TEMPS DE LECTURE : 3 MINUTESFILM / Monster

 
Titre:
Monster

Réalisateur: Patty Jenkins

Date de sortie: 14 avril 2004

Pays: États-Unis

Le film en un tweet: « Un agneau se cache dans chaque monstre ! #AileenWuornos »

Commentaires: D’abord le reflet d’une enfant blessée qui rêve de devenir actrice à l’instar de Marylin Monroe, puis voici apparaître le regard hagard d’une jeune femme désorientée, un flingue entre les mains. Monster fait parti de ces films où la sensibilité à vif est l’essence première. Pas de rétrospective intempestive, l’enfance d’Aileen se résume à quelques répliques par-ci par-là. Charlize Theron, transformée par une prise de poids et un visage défiguré, interprète avec brio cette femme vagabonde qui survit grâce à la prostitution, ce qui va la conduire à l’irréparable. Puis apparaît cette petite garce lesbienne bien élevée, Selby Wall, dont Aileen tombe follement amoureuse; pour elle, elle fera tout. Au final, Aileen nous touche par son dévouement. Même dans les scènes les plus cruelles, elle nous renvoit à ses anciens démons. On a pitié, et visiblement elle aussi. Malgré ça, le film peine à entrer dans les incontournables, l’émotion manque et bien que la scène finale soit très touchante, les larmes ne viennent pas. En conclusion il manque ce je-ne-sais-quoi qui aurait pu rendre le film encore plus puissant. On n’en sort presque indemne et c’est dommage.

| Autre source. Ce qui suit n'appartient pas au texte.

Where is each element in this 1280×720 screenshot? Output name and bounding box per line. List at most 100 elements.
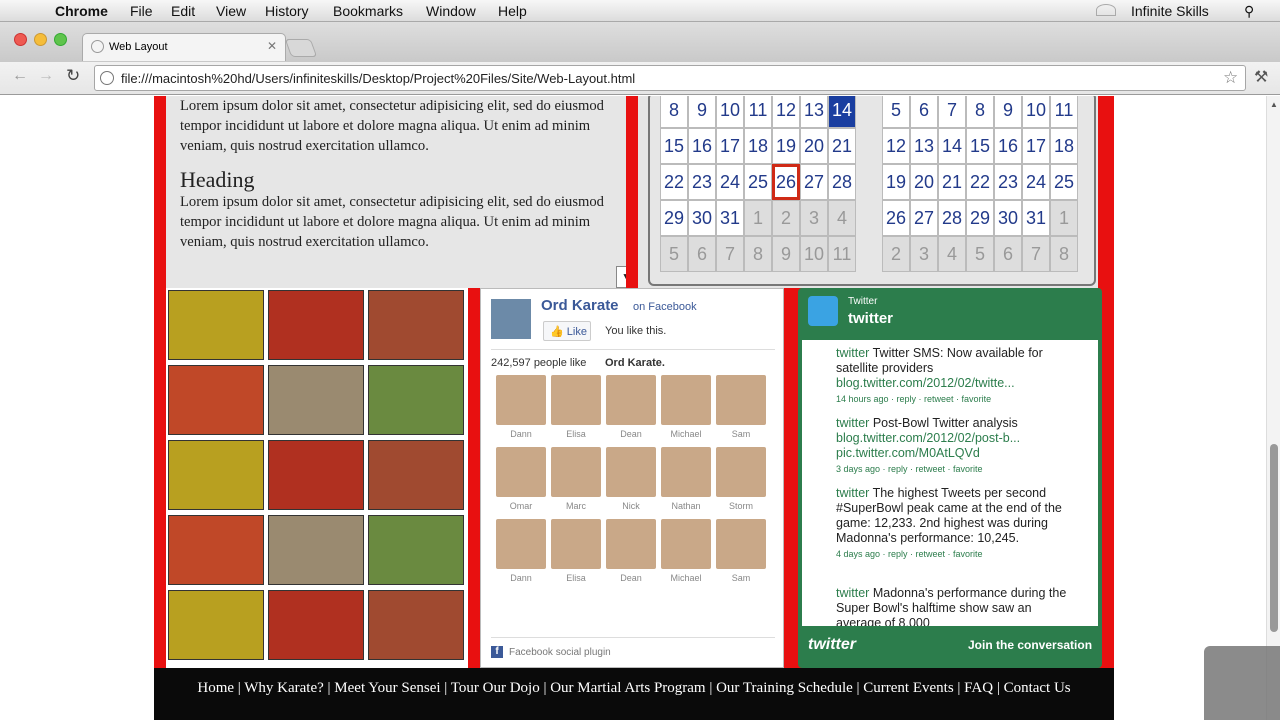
menu-help[interactable]: Help bbox=[498, 3, 527, 19]
wifi-icon[interactable] bbox=[1096, 4, 1116, 16]
calendar-day[interactable]: 28 bbox=[938, 200, 966, 236]
calendar-day[interactable]: 15 bbox=[660, 128, 688, 164]
calendar-day[interactable]: 6 bbox=[688, 236, 716, 272]
tweet-user[interactable]: twitter bbox=[836, 346, 869, 360]
calendar-day[interactable]: 21 bbox=[938, 164, 966, 200]
calendar-day[interactable]: 24 bbox=[716, 164, 744, 200]
calendar-day[interactable]: 10 bbox=[716, 96, 744, 128]
page-info-icon[interactable] bbox=[100, 71, 114, 85]
fan-avatar[interactable] bbox=[716, 375, 766, 425]
tweet-user[interactable]: twitter bbox=[836, 416, 869, 430]
gallery-thumbnail[interactable] bbox=[268, 515, 364, 585]
calendar-day[interactable]: 27 bbox=[910, 200, 938, 236]
fan-avatar[interactable] bbox=[661, 375, 711, 425]
calendar-day[interactable]: 5 bbox=[966, 236, 994, 272]
calendar-day[interactable]: 23 bbox=[688, 164, 716, 200]
gallery-thumbnail[interactable] bbox=[168, 590, 264, 660]
tweet-meta[interactable]: 14 hours ago · reply · retweet · favorit… bbox=[836, 394, 991, 404]
calendar-day[interactable]: 8 bbox=[1050, 236, 1078, 272]
fan-avatar[interactable] bbox=[661, 447, 711, 497]
fan-name[interactable]: Sam bbox=[711, 429, 771, 439]
footer-nav[interactable]: Home | Why Karate? | Meet Your Sensei | … bbox=[154, 668, 1114, 720]
calendar-day[interactable]: 29 bbox=[660, 200, 688, 236]
scroll-down-arrow-icon[interactable]: ▼ bbox=[616, 266, 626, 288]
tweet-link[interactable]: blog.twitter.com/2012/02/post-b... pic.t… bbox=[836, 431, 1020, 460]
gallery-thumbnail[interactable] bbox=[268, 290, 364, 360]
calendar-day[interactable]: 16 bbox=[688, 128, 716, 164]
grid-icon[interactable] bbox=[1204, 646, 1280, 720]
gallery-thumbnail[interactable] bbox=[168, 515, 264, 585]
fan-name[interactable]: Elisa bbox=[546, 429, 606, 439]
calendar-day[interactable]: 28 bbox=[828, 164, 856, 200]
calendar-day[interactable]: 8 bbox=[660, 96, 688, 128]
fan-name[interactable]: Omar bbox=[491, 501, 551, 511]
menu-app-name[interactable]: Chrome bbox=[55, 3, 108, 19]
tweet-user[interactable]: twitter bbox=[836, 586, 869, 600]
tab-web-layout[interactable]: Web Layout ✕ bbox=[82, 33, 286, 61]
calendar-day[interactable]: 6 bbox=[994, 236, 1022, 272]
page-avatar[interactable] bbox=[491, 299, 531, 339]
zoom-window-icon[interactable] bbox=[54, 33, 67, 46]
fan-name[interactable]: Sam bbox=[711, 573, 771, 583]
scroll-up-icon[interactable]: ▲ bbox=[1270, 100, 1278, 109]
fb-plugin-label[interactable]: Facebook social plugin bbox=[509, 647, 611, 658]
twitter-footer-logo[interactable]: twitter bbox=[808, 636, 856, 654]
calendar-day[interactable]: 3 bbox=[910, 236, 938, 272]
fan-avatar[interactable] bbox=[496, 519, 546, 569]
tweet-meta[interactable]: 3 days ago · reply · retweet · favorite bbox=[836, 464, 983, 474]
calendar-day[interactable]: 14 bbox=[938, 128, 966, 164]
calendar-day[interactable]: 7 bbox=[716, 236, 744, 272]
calendar-day[interactable]: 30 bbox=[994, 200, 1022, 236]
calendar-day[interactable]: 19 bbox=[772, 128, 800, 164]
fan-name[interactable]: Nathan bbox=[656, 501, 716, 511]
fan-avatar[interactable] bbox=[606, 375, 656, 425]
fan-name[interactable]: Dean bbox=[601, 429, 661, 439]
calendar-day[interactable]: 9 bbox=[994, 96, 1022, 128]
calendar-day[interactable]: 5 bbox=[882, 96, 910, 128]
fan-avatar[interactable] bbox=[606, 519, 656, 569]
fan-avatar[interactable] bbox=[551, 519, 601, 569]
calendar-day[interactable]: 4 bbox=[938, 236, 966, 272]
fan-name[interactable]: Dann bbox=[491, 429, 551, 439]
fb-like-button[interactable]: 👍 Like bbox=[543, 321, 591, 341]
calendar-day[interactable]: 26 bbox=[882, 200, 910, 236]
calendar-day[interactable]: 25 bbox=[1050, 164, 1078, 200]
calendar-day[interactable]: 4 bbox=[828, 200, 856, 236]
menu-window[interactable]: Window bbox=[426, 3, 476, 19]
fan-name[interactable]: Storm bbox=[711, 501, 771, 511]
calendar-day[interactable]: 10 bbox=[800, 236, 828, 272]
fan-avatar[interactable] bbox=[716, 447, 766, 497]
gallery-thumbnail[interactable] bbox=[368, 590, 464, 660]
fan-avatar[interactable] bbox=[551, 447, 601, 497]
calendar-day[interactable]: 20 bbox=[800, 128, 828, 164]
calendar-day[interactable]: 20 bbox=[910, 164, 938, 200]
menu-bookmarks[interactable]: Bookmarks bbox=[333, 3, 403, 19]
calendar-day[interactable]: 9 bbox=[688, 96, 716, 128]
calendar-day[interactable]: 12 bbox=[772, 96, 800, 128]
fb-page-name[interactable]: Ord Karate bbox=[541, 297, 619, 314]
tweet-meta[interactable]: 4 days ago · reply · retweet · favorite bbox=[836, 549, 983, 559]
gallery-thumbnail[interactable] bbox=[268, 590, 364, 660]
forward-icon[interactable]: → bbox=[38, 67, 54, 85]
calendar-day[interactable]: 31 bbox=[1022, 200, 1050, 236]
calendar-day[interactable]: 19 bbox=[882, 164, 910, 200]
calendar-day[interactable]: 25 bbox=[744, 164, 772, 200]
gallery-thumbnail[interactable] bbox=[268, 440, 364, 510]
wrench-icon[interactable]: ⚒ bbox=[1254, 67, 1268, 87]
calendar-day[interactable]: 7 bbox=[1022, 236, 1050, 272]
calendar-day[interactable]: 21 bbox=[828, 128, 856, 164]
gallery-thumbnail[interactable] bbox=[368, 440, 464, 510]
calendar-day[interactable]: 23 bbox=[994, 164, 1022, 200]
address-bar[interactable]: file:///macintosh%20hd/Users/infiniteski… bbox=[94, 65, 1246, 91]
fan-name[interactable]: Michael bbox=[656, 429, 716, 439]
calendar-day[interactable]: 11 bbox=[1050, 96, 1078, 128]
calendar-day[interactable]: 2 bbox=[772, 200, 800, 236]
calendar-day[interactable]: 11 bbox=[828, 236, 856, 272]
calendar-day[interactable]: 18 bbox=[1050, 128, 1078, 164]
fb-on-facebook[interactable]: on Facebook bbox=[633, 301, 697, 313]
gallery-thumbnail[interactable] bbox=[368, 365, 464, 435]
bookmark-star-icon[interactable]: ☆ bbox=[1223, 68, 1238, 88]
calendar-day[interactable]: 2 bbox=[882, 236, 910, 272]
fan-avatar[interactable] bbox=[661, 519, 711, 569]
gallery-thumbnail[interactable] bbox=[268, 365, 364, 435]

Contexte: Dans les années 90, en Floride, un brochette de 7 cadavres apparaît. Leur point commun: avoir pris une prostituée à bord. Cette prostituée s’appelle Aileen Wuornos et sera considérée par le FBI comme la première femme serial killeur des États-Unis. En 2001, la réalisatrice à l’origine du projet réussit à approcher Aileen Wuornos dans son pénitencier, tout comme Charlize Theron qui porte le personnage à l’écran. C’est d’ailleurs l’agent de Charlize qui insista pour qu’elle lise le scénario alors qu’elle tournait le film « Braquage à l’Italienne ». Touchée par le concept et le personnage, elle devient co-productrice pour permettre l’indépendance du projet.

Séquence dispensable: La scène où Selby prend l’initiative de sortir seule.

Séquence indispensable: La scène finale, la scène du viol.

Les acteurs qui auraient pu jouer : Même si Charlize Theron réalise une performance digne des plus grands, j’aurais aimé voir le rendu avec des actrices comme Kate Winslet, Amy Adams ou Julia Stiles que j’apprécie énormément. De même pour remplacer Christina Ricci, on aurait pu y voir: Keira Knigthley, Carrey Mulligan ou bien Maggie Gyllenhaal.

Réplique à retenir: « – tu veux mon sandwich ? Le jambon ça me réussit pas !

– Merci ! Je peux te sucer si tu veux. » Discussion entre Aileen et Thomas.

Il faudrait conseiller ce film à : Tony Scott, réalisateur du film « Domino », mauvais biopic sur la chasseuse de prime Domino Harvey interprété par Keira Knigthley.

Morale: Ne sous-estimez pas ce que peut faire quelqu’un pour sauver sa peau.

Ce qu’en diront les autres: « Charlize Theron au sommet du 7ème art, Christina Ricci quelques marches en-dessous».

Suite logique: aller sur google image pour voir la tête de Charlize Theron et de Christina Ricci au naturel, puis jouer au jeu des sept différences avec leur personnage respectif.

Pourcentages: 60%

Avis du conseil: Tu n’as pas volé ton oscar Charlize, c’est pourquoi tu devrais choisir plus de drames et moins de comédies.